Parmi eux, Michel Houellebecq, écrivain français connu surtout pour ses deux premiers romans, L’Extension du domaine de la lutte et Les particules élémentaires, et qui, selon Nancy Huston, est misogyne, dégouté (et obsédé à la fois) par le sexe, par le corps humain, et incapable d’une quelconque réflexion positive sur le monde ou la vie en général. Réflexion en quelque sorte justifiée –car il est vrai que dans les romans de Michel Houellebecq, la splendeur de l’expérience humaine n’est pas pour ainsi dire célébrée– que Huston complète par la critique de son style « plat et morne ».

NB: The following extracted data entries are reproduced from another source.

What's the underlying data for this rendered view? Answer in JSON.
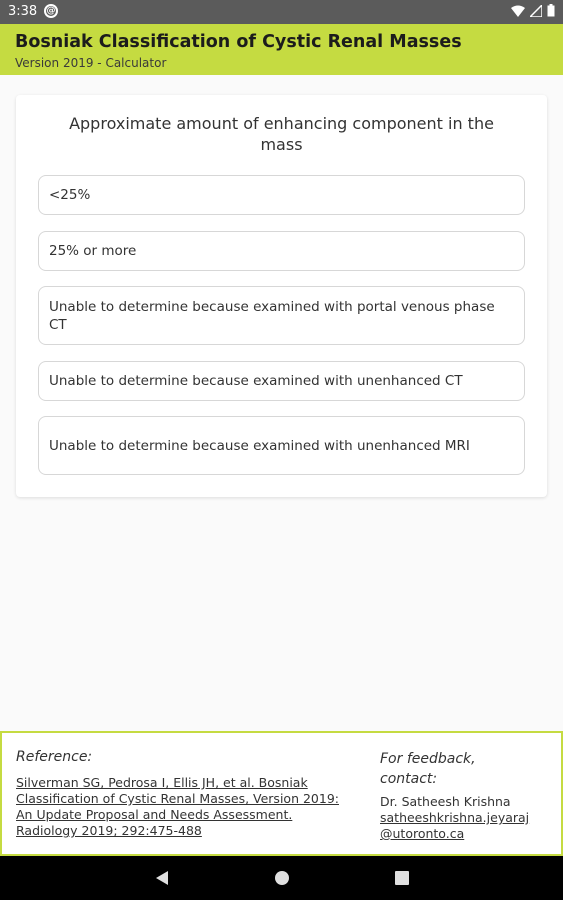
{
  "status_bar": {
    "time": "3:38",
    "notification_icon_label": "@"
  },
  "app_bar": {
    "title": "Bosniak Classification of Cystic Renal Masses",
    "subtitle": "Version 2019 - Calculator",
    "color": "#c5db41"
  },
  "question": {
    "text": "Approximate amount of enhancing component in the mass",
    "options": [
      {
        "label": "<25%"
      },
      {
        "label": "25% or more"
      },
      {
        "label": "Unable to determine because examined with portal venous phase CT"
      },
      {
        "label": "Unable to determine because examined with unenhanced CT"
      },
      {
        "label": "Unable to determine because examined with unenhanced MRI"
      }
    ]
  },
  "footer": {
    "reference_label": "Reference:",
    "reference_link": "Silverman SG, Pedrosa I, Ellis JH, et al. Bosniak Classification of Cystic Renal Masses, Version 2019: An Update Proposal and Needs Assessment. Radiology 2019; 292:475-488",
    "feedback_label": "For feedback, contact:",
    "contact_name": "Dr. Satheesh Krishna",
    "contact_email": "satheeshkrishna.jeyaraj@utoronto.ca"
  },
  "nav_bar": {
    "icons": [
      "back-icon",
      "home-icon",
      "recents-icon"
    ]
  }
}
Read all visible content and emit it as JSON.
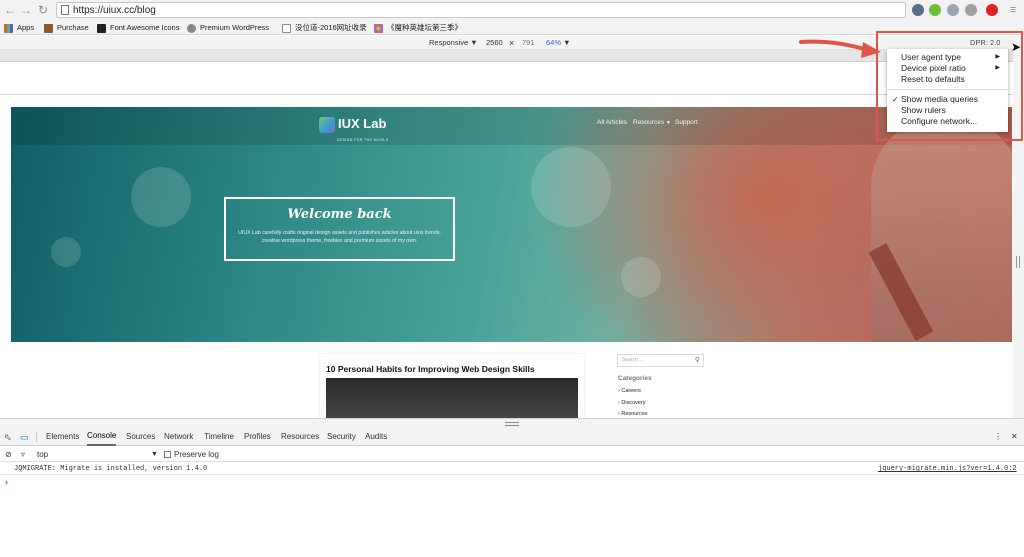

Cette critique, aussi manichéenne soit-elle, me semble d’une certaine manière applicable aux deux premiers romans de Michel Houellebecq, qui, gorgés d’une ironie terrible et destructrice, refusent l’espoir à tout un chacun (ce n’est pas que cette ironie soit mauvaise, ou inintéressante, comme le laisse entendre Nancy Huston ; je remarque seulement qu’elle existe effectivement). Dans Plateforme toutefois, son troisième roman paru en 2001, ce désespoir apparaît teinté d’une sorte de sentimentalité presque naïve, qui contredit l’analyse de Nancy Huston. Michel, personnage principal et narrateur, débute son récit en racontant (avec un détachement qui rappelle Meursault de L’Étranger d’Albert Camus) la mort de son père, puis les vacances en Thaïlande qu’il prend pour se remettre de ses émotions. C’est lors de ce voyage que Michel rencontrera Valérie, avec qui il développera une relation affective.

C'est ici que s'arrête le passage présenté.